Early Monday morning, he was driven to the home of Amos Lawrence in Brookline, and from there traveled by coach through the town of Roxbury and to the Boston line, where hundreds of citizens and mounted riders, as well as scores of dignitaries, gathered to greet Sumner. He acknowledged their cheers, but spoke only a few words, his voice weak and lacking its usual sonorous power—only those near the carriage could hear him, and many of those who saw him up-close were over-come with emotion at his pallid condition and lack of vitality. He said his suffering was “not small” but was “little…compared with the suffering of fellow citizens in Kansas.” He felt pride that his wounds had been incurred “in the performance of duty,” and believed that together, the forces of freedom would enjoy a “final triumph.”
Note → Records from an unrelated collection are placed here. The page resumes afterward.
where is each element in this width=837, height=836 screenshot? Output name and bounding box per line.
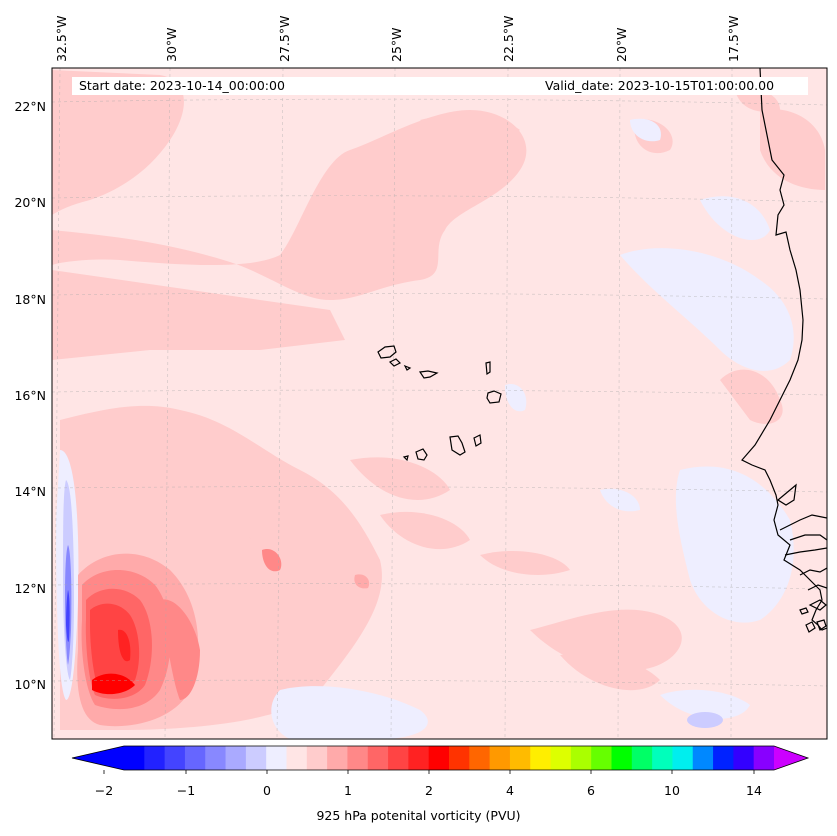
lon-label: 32.5°W (54, 16, 69, 62)
colorbar-tick-labels: −2 −1 0 1 2 4 6 10 14 (95, 783, 762, 798)
colorbar-segment (408, 746, 430, 770)
header-box (72, 77, 808, 95)
colorbar-segment (124, 746, 145, 770)
colorbar-segment (713, 746, 734, 770)
lat-label: 22°N (14, 99, 46, 114)
colorbar-segment (367, 746, 389, 770)
colorbar-tick-label: 14 (746, 783, 762, 798)
colorbar-segment (347, 746, 369, 770)
colorbar-segment (469, 746, 491, 770)
colorbar-segment (530, 746, 552, 770)
lon-label: 22.5°W (501, 16, 516, 62)
colorbar-segment (591, 746, 612, 770)
lat-label: 10°N (14, 677, 46, 692)
colorbar (71, 745, 810, 774)
map-frame (51, 67, 828, 740)
valid-date-label: Valid_date: 2023-10-15T01:00:00.00 (545, 78, 775, 93)
colorbar-segment (753, 746, 775, 770)
lat-label: 18°N (14, 292, 46, 307)
pv-field-red-vortex (77, 549, 370, 727)
colorbar-segment (631, 746, 653, 770)
colorbar-tick-label: 1 (344, 783, 352, 798)
colorbar-outline (71, 745, 810, 771)
colorbar-segment (164, 746, 186, 770)
lon-label: 30°W (164, 27, 179, 62)
colorbar-tick-label: 0 (263, 783, 271, 798)
pv-field-blue-streak (63, 480, 723, 728)
colorbar-segment (144, 746, 166, 770)
colorbar-segment (550, 746, 572, 770)
lat-label: 20°N (14, 195, 46, 210)
colorbar-segment (184, 746, 206, 770)
lon-label: 27.5°W (277, 16, 292, 62)
lat-label: 12°N (14, 581, 46, 596)
colorbar-segment (489, 746, 511, 770)
lon-label: 17.5°W (726, 16, 741, 62)
colorbar-segment (509, 746, 531, 770)
colorbar-segment (327, 746, 348, 770)
lat-label: 16°N (14, 388, 46, 403)
colorbar-title: 925 hPa potenital vorticity (PVU) (316, 808, 521, 823)
colorbar-segment (449, 746, 470, 770)
graticule (52, 68, 827, 739)
colorbar-segment (225, 746, 247, 770)
colorbar-segment (388, 746, 409, 770)
colorbar-segment (733, 746, 755, 770)
colorbar-under-arrow (72, 746, 124, 770)
colorbar-segment (205, 746, 227, 770)
colorbar-segment (692, 746, 714, 770)
lon-label: 20°W (614, 27, 629, 62)
colorbar-tick-label: −2 (95, 783, 113, 798)
lat-label: 14°N (14, 484, 46, 499)
colorbar-segment (611, 746, 633, 770)
colorbar-segment (245, 746, 267, 770)
longitude-labels: 32.5°W 30°W 27.5°W 25°W 22.5°W 20°W 17.5… (54, 16, 741, 62)
colorbar-segment (266, 746, 287, 770)
colorbar-segment (306, 746, 328, 770)
latitude-labels: 22°N 20°N 18°N 16°N 14°N 12°N 10°N (14, 99, 46, 692)
colorbar-tick-label: 4 (506, 783, 514, 798)
colorbar-over-arrow (774, 746, 808, 770)
colorbar-tick-label: −1 (177, 783, 195, 798)
colorbar-segment (672, 746, 694, 770)
lon-label: 25°W (389, 27, 404, 62)
colorbar-tick-label: 2 (425, 783, 433, 798)
start-date-label: Start date: 2023-10-14_00:00:00 (79, 78, 285, 93)
cape-verde-islands (377, 345, 502, 462)
colorbar-tick-label: 10 (664, 783, 680, 798)
colorbar-tick-label: 6 (587, 783, 595, 798)
colorbar-segment (286, 746, 308, 770)
africa-coastline (741, 68, 827, 633)
colorbar-segment (652, 746, 673, 770)
colorbar-segment (570, 746, 592, 770)
colorbar-segment (428, 746, 450, 770)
Then the procession made its way toward downtown Boston, picking up horsemen along the way, joined by a carriage carrying Boston Mayor Alexander H. Rice. Sumner was over-whelmed by the crowds along the route, overcome by the hundreds of flags, streamers, and banners as his carriage wound through Washington Street, Newton Street, Shawmut Avenue, Dover Street, Tremont Street, Boylston Street, Charles Street, and Beacon Street on its way to the State House. “Massachusetts loves, honors, will sustain and defend her noble Sumner!” announced one banner that was strung high across Newton Street. “Welcome Freedom's Defender!” said another on the side of a building, and plastered across a Dover Street home was another: “Resistance to tyrants is obedience to God.” On a house at the
corner of Shawmut Avenue and Waltham Street was a sign wreathed in black that reminded all of the fateful day in the Senate Chamber: “May 22, 1856.”
Sumner, normally aloof and often icy even with close friends and family, was most touched when his carriage approached the Boston Female Orphan Asylum on Washington Street, where young girls were lined up in front of the building waving handkerchiefs and displaying on a white banner a wreath of evergreen covered with flowers, along with a sign that read: “We weave a wreath for Charles Sumner.” This was the only point along the route where Sumner rose to his feet in gratitude. “The kindness of these orphaned ones so touched his feelings, that he could not help acknowledging it in this way,” one account explained.
And so it continued, with the signs and the banners becoming more frequent and more expressive as Sumner's entourage moved closer to the State House: “No bludgeon can dim the luster of our champion of Freedom” and “Welcome home! The sons and daughters of Massachusetts greet her noblest defender” and “Infants welcome him whose name lives immortal in the hearts of his countrymen.” And from a group of women on a sidewalk: “Massachusetts's most honored son. If the ladies could vote, he would be the next President.”
The turnout, the written sentiments, and the unabashed displays of affection were all amazing—but ironic too. Charles Sumner, who had sought adulation for most of his life but found it frustratingly elusive, was now being showered in it, but his physical condition rendered him unable to enjoy it fully. Charles Sumner, who relished the role of martyr, and often anointed himself when the term did not apply, was now unable to appreciate his newfound status when the label truly was appropriate.
Still, as Sumner approached the State House, the scene must have left him awestruck. One account called it “beyond description.” Between five thousand and seven thousand citizens crowded Beacon and Park streets and the long set of stairs that led to the state capitol building itself; building rooftops were packed with thousands more. The crowd greeted Sumner's arrival with long, sustained cheers, and roared even louder as Sumner and other invited guests ascended the steps of a hastily erected platform.